Man sagt sich: das war’s, jetzt passiert nichts mehr – und dann kommt die Top-Meldung über Ticker, wahrscheinlich weltweit. Greta Thunberg, Schwedens globale Klima-Ikone, hat – Originalton „die Besucher eines Konzerts zugunsten des Klimaschutzes in Stockholm mit einer Gesangseinlage überrascht“. Greta hat überrascht. Weil sie gesungen hat. Die Zeitung «Aftonbladet» weiß sogar, dass es das erste Mal war, dass Thunberg „in der Öffentlichkeit ihre Gesangskünste zum Besten gab“. Ist das nicht toll? Und bitte, es ist so blöde, dass ich es Ihnen nicht vorenthalten will:

„Das Showbusiness dürfte Greta jedenfalls nicht ganz fremd sein: Sowohl ihre Mutter Malena Ernman (50) als auch ihre Schwester Beata Ernman Thunberg (16) sind im Musikgeschäft, wie «Aftonbladet» anmerkte. Mutter Malena, die eigentlich Opernsängerin ist, hatte sogar ihre Heimat 2009 beim Eurovision Song Contest vertreten.“

Ich habe selten so eine Belanglosigkeit bei einer großen internationalen Nachrichtenagentur gelesen.
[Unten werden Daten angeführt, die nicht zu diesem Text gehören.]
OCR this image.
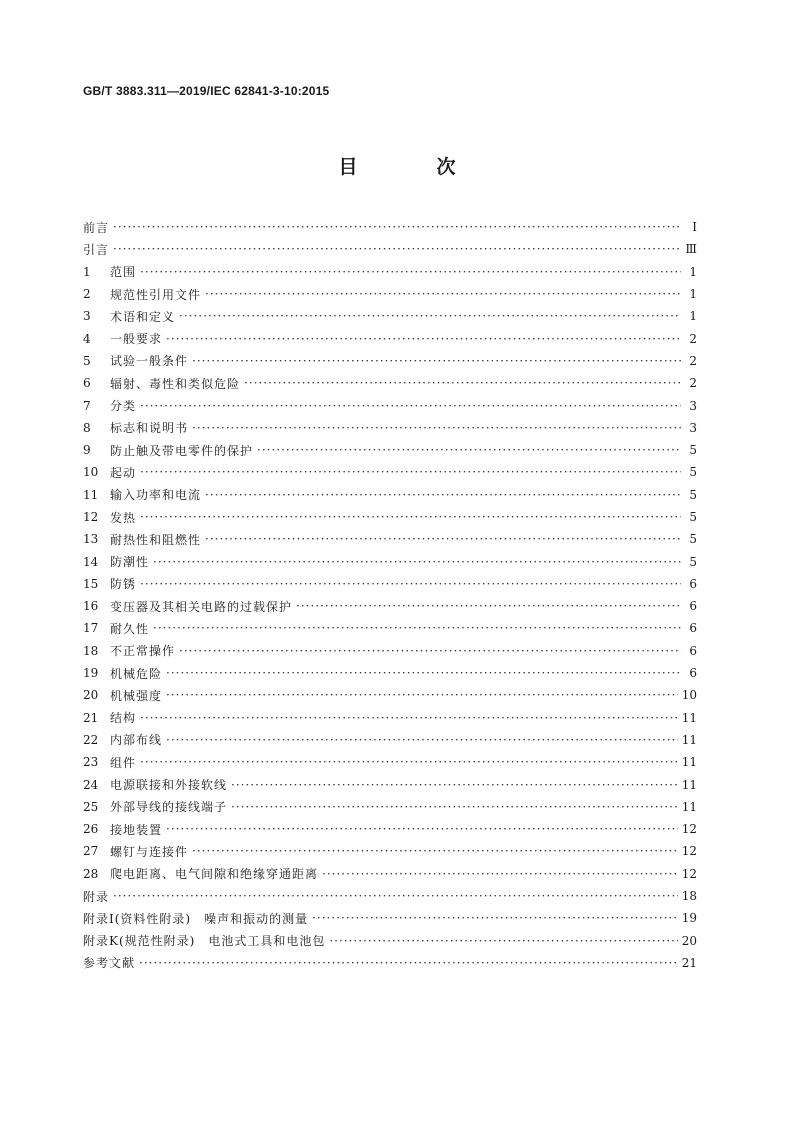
GB/T 3883.311—2019/IEC 62841-3-10:2015
目　次
前言 ·····	Ⅰ
引言 ·····	Ⅲ
1	范围 ·····	1
2	规范性引用文件 ·····	1
3	术语和定义 ·····	1
4	一般要求 ·····	2
5	试验一般条件 ·····	2
6	辐射、毒性和类似危险 ·····	2
7	分类 ·····	3
8	标志和说明书 ·····	3
9	防止触及带电零件的保护 ·····	5
10 起动 ·····	5
11 输入功率和电流 ·····	5
12 发热 ·····	5
13 耐热性和阻燃性 ·····	5
14 防潮性 ·····	5
15 防锈 ·····	6
16 变压器及其相关电路的过载保护 ·····	6
17 耐久性 ·····	6
18 不正常操作 ·····	6
19 机械危险 ·····	6
20 机械强度 ·····	10
21 结构 ·····	11
22 内部布线 ·····	11
23 组件 ·····	11
24 电源联接和外接软线 ·····	11
25 外部导线的接线端子 ·····	11
26 接地装置 ·····	12
27 螺钉与连接件 ·····	12
28 爬电距离、电气间隙和绝缘穿通距离 ·····	12
附录 ·····	18
附录Ⅰ(资料性附录)　噪声和振动的测量 ·····	19
附录K(规范性附录)　电池式工具和电池包 ·····	20
参考文献 ·····	21
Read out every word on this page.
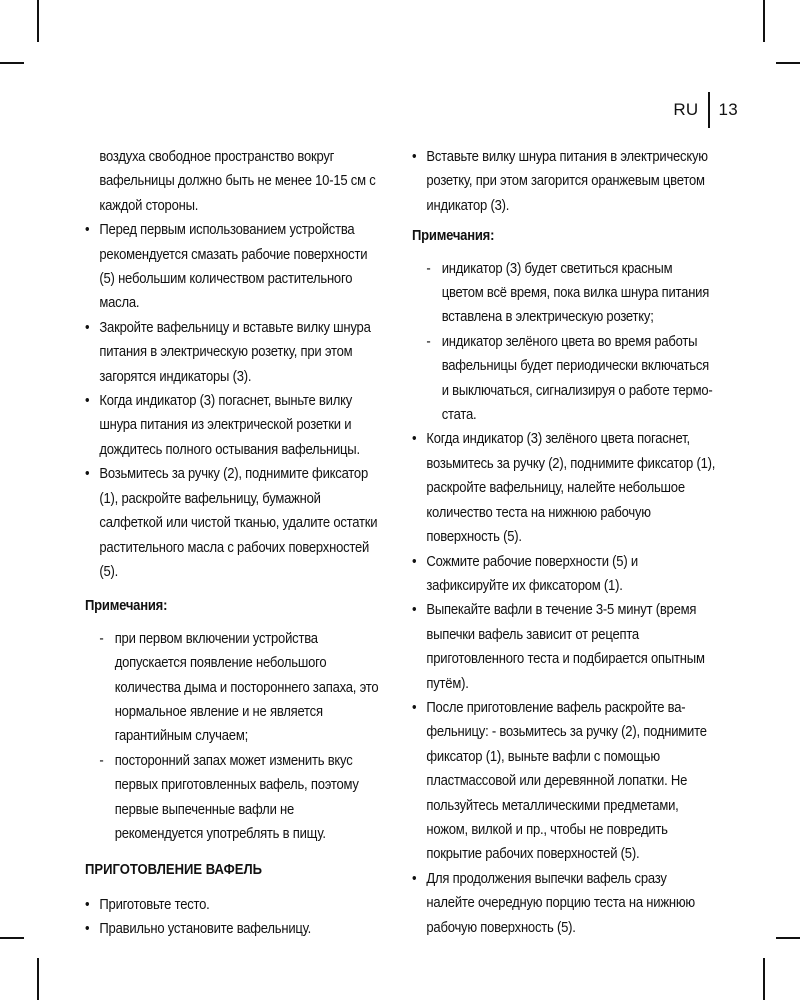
RU 13
воздуха свободное пространство вокруг вафельницы должно быть не менее 10-15 см с каждой стороны.
• Перед первым использованием устройства рекомендуется смазать рабочие поверхности (5) небольшим количеством растительного масла.
• Закройте вафельницу и вставьте вилку шнура питания в электрическую розетку, при этом загорятся индикаторы (3).
• Когда индикатор (3) погаснет, выньте вилку шнура питания из электрической розетки и дождитесь полного остывания вафельницы.
• Возьмитесь за ручку (2), поднимите фиксатор (1), раскройте вафельницу, бумажной салфеткой или чистой тканью, удалите остатки растительного масла с рабочих поверхностей (5).
Примечания:
- при первом включении устройства допускается появление небольшого количества дыма и постороннего запаха, это нормальное явление и не является гарантийным случаем;
- посторонний запах может изменить вкус первых приготовленных вафель, поэтому первые выпеченные вафли не рекомендуется употреблять в пищу.
ПРИГОТОВЛЕНИЕ ВАФЕЛЬ
• Приготовьте тесто.
• Правильно установите вафельницу.
• Вставьте вилку шнура питания в электрическую розетку, при этом загорится оранжевым цветом индикатор (3).
Примечания:
- индикатор (3) будет светиться красным цветом всё время, пока вилка шнура питания вставлена в электрическую розетку;
- индикатор зелёного цвета во время работы вафельницы будет периодически включаться и выключаться, сигнализируя о работе термостата.
• Когда индикатор (3) зелёного цвета погаснет, возьмитесь за ручку (2), поднимите фиксатор (1), раскройте вафельницу, налейте небольшое количество теста на нижнюю рабочую поверхность (5).
• Сожмите рабочие поверхности (5) и зафиксируйте их фиксатором (1).
• Выпекайте вафли в течение 3-5 минут (время выпечки вафель зависит от рецепта приготовленного теста и подбирается опытным путём).
• После приготовление вафель раскройте вафельницу: - возьмитесь за ручку (2), поднимите фиксатор (1), выньте вафли с помощью пластмассовой или деревянной лопатки. Не пользуйтесь металлическими предметами, ножом, вилкой и пр., чтобы не повредить покрытие рабочих поверхностей (5).
• Для продолжения выпечки вафель сразу налейте очередную порцию теста на нижнюю рабочую поверхность (5).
Einziger Zweck. Eine linksextreme politische Aktivistin als menschlich und liebenswert darzustellen vor den Augen, ich muss es so sagen, der Weltöffentlichkeit. Ich meine, was interessiert es einen Nachbarn hier am Niederrhein, dass Greta Thunberg in Stockholm irgendein Liedchen angeträllert hat? Ist das eine Nachricht? Qualitätsjournalismus?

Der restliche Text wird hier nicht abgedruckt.